Krise statt Entwarnung: Noch immer ist EHEC bundesweit auf dem Vormarsch

Berlin - Die EHEC-Seuche wird sich nach Einschätzung von Experten in Deutschland noch stärker ausbreiten. Dabei sei auch mit weiteren Todesopfern zu rechnen, sagten Experten nach einem Spitzentreffen von Bund, Ländern und Behörden am Montag in Berlin.

EHEC-Bakterien
EHEC-Bakterien (c) Niedersächsisches Gesundheitsamt
Bislang zählten die Behörden mindestens 14 Todesfälle; erstmals starben jetzt auch Erkrankte außerhalb Norddeutschlands an dem aggressiven Durchfallerreger. Aus Nordrhein-Westfalen wurden am Montag gleich zwei Todesfälle gemeldet. Mindestens drei US-Bürger, die sich zuvor in Deutschland aufgehalten hatten, sind nach Angaben der EU-Kommission ebenfalls an EHEC erkrankt.

Gesundheitsminister Daniel Bahr (FDP) zeigte sich nach dem Spitzentreffen in Berlin besorgt: «Ergebnis ist, dass leider weiter mit einer steigenden Fallzahl zu rechnen ist.» Es gebe Anzeichen, dass die Infektionsquelle weiter aktiv sei, sagte Bahr. «Es sind auch keine weiteren Todesfälle auszuschließen, sondern eher wahrscheinlich», ergänzte der Präsident des Robert Koch-Instituts (RKI), Reinhard Burger.
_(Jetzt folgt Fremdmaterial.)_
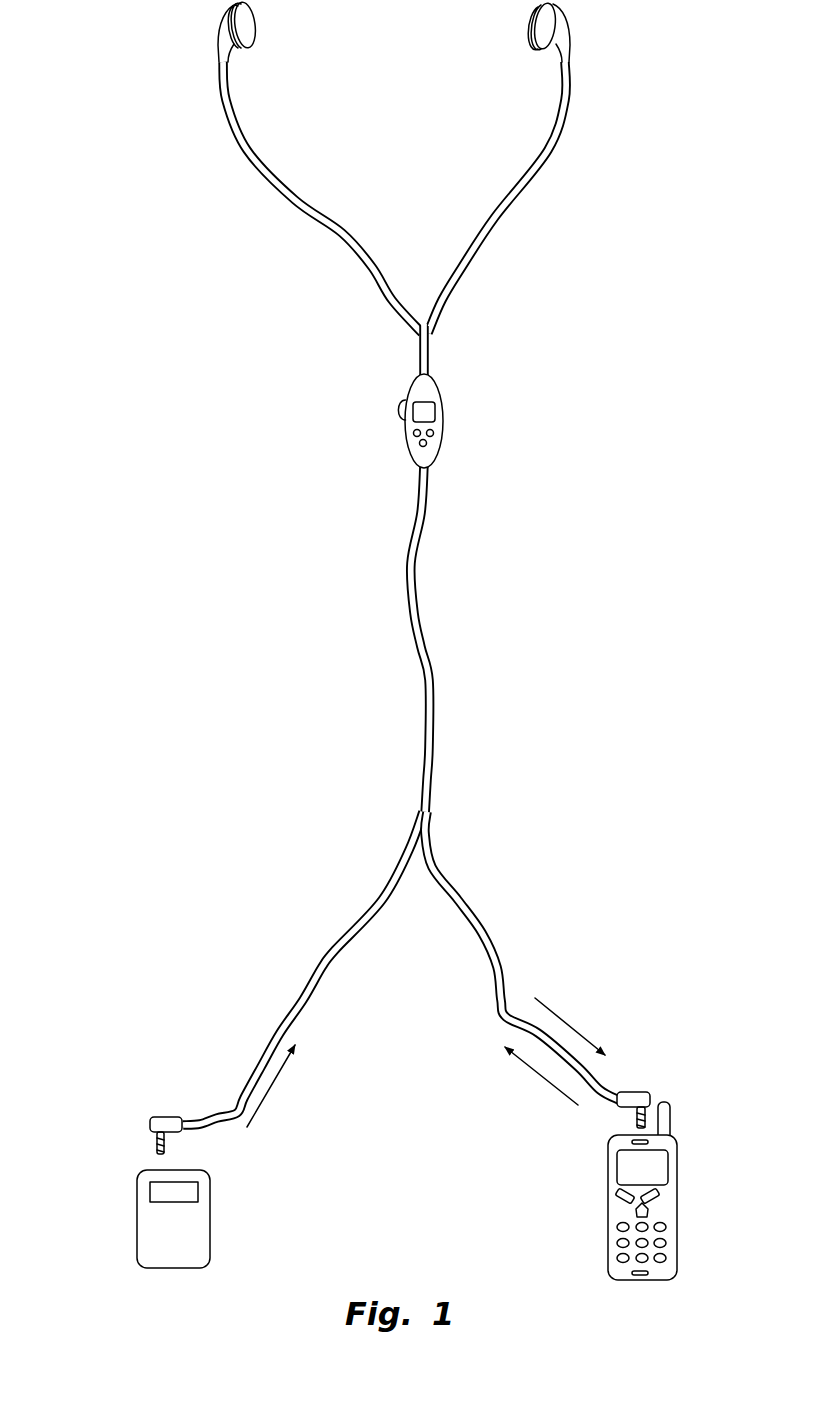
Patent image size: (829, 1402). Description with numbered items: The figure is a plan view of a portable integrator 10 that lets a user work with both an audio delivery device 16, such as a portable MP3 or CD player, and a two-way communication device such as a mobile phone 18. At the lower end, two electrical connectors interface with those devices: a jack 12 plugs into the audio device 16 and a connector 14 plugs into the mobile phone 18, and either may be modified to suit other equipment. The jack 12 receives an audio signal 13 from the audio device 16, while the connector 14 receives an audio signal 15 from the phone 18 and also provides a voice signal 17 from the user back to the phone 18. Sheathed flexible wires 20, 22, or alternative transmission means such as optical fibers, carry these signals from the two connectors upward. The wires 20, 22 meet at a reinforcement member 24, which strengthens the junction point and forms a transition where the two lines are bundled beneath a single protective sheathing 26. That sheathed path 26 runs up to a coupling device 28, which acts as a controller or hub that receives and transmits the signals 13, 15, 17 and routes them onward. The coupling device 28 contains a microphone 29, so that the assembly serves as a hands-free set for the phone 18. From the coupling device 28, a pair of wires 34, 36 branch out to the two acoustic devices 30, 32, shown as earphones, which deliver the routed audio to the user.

The portable integrator 10 is at (124, 111).
The jack 12 is at (165, 1122).
The audio signal 13 is at (273, 1083).
The connector 14 is at (633, 1095).
The audio signal 15 is at (540, 1075).
The audio delivery device 16 is at (213, 1217).
The voice signal 17 is at (575, 1027).
The mobile phone 18 is at (678, 1207).
The sheathed flexible wire 20 is at (310, 973).
The sheathed flexible wire 22 is at (483, 940).
The reinforcement member 24 is at (430, 808).
The protective sheathing 26 is at (427, 643).
The coupling device 28 is at (429, 419).
The microphone 29 is at (405, 433).
The acoustic device 30 is at (255, 30).
The acoustic device 32 is at (572, 32).
The wire 34 is at (277, 190).
The wire 36 is at (543, 160).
Mittlerweile gebe es 353 bestätigte Fälle mit der schweren EHEC-Komplikation HUS (hämolytisch-urämisches Syndrom).

In nordrhein-westfälischen Bad Lippspringe starb eine 91-jährige Frau an den Folgen der gefährlichen Durchfallinfektion, im Kreis Gütersloh eine 40- bis 50-jährige Frau. Auch Mecklenburg-Vorpommern meldete die erste EHEC-Tote: Im Landkreis Parchim erlag eine 87-Jährige der Infektion. In Schleswig-Holstein starb ein 75-jähriger Mann. In 12 der 14 bundesweit registrierten Todesfälle handelt es sich um Frauen.

Verbraucherministerin Ilse Aigner (CSU) betonte: «EHEC hat längst eine europäische Dimension.» Sie verteidigte die Gemüsewarnung. Zum Schutz der Verbraucher sei es richtig gewesen, frühzeitig Verzehrhinweise zu geben. Auf die Frage, ob der Bund den Landwirten finanziell helfen werde, erklärte Bahr dem «Mindener Tageblatt» (Montag). Aigner sei mit den betroffenen Verbänden und der Ernährungsindustrie im Gespräch, «um einen guten Umgang mit diesem Problem zu finden».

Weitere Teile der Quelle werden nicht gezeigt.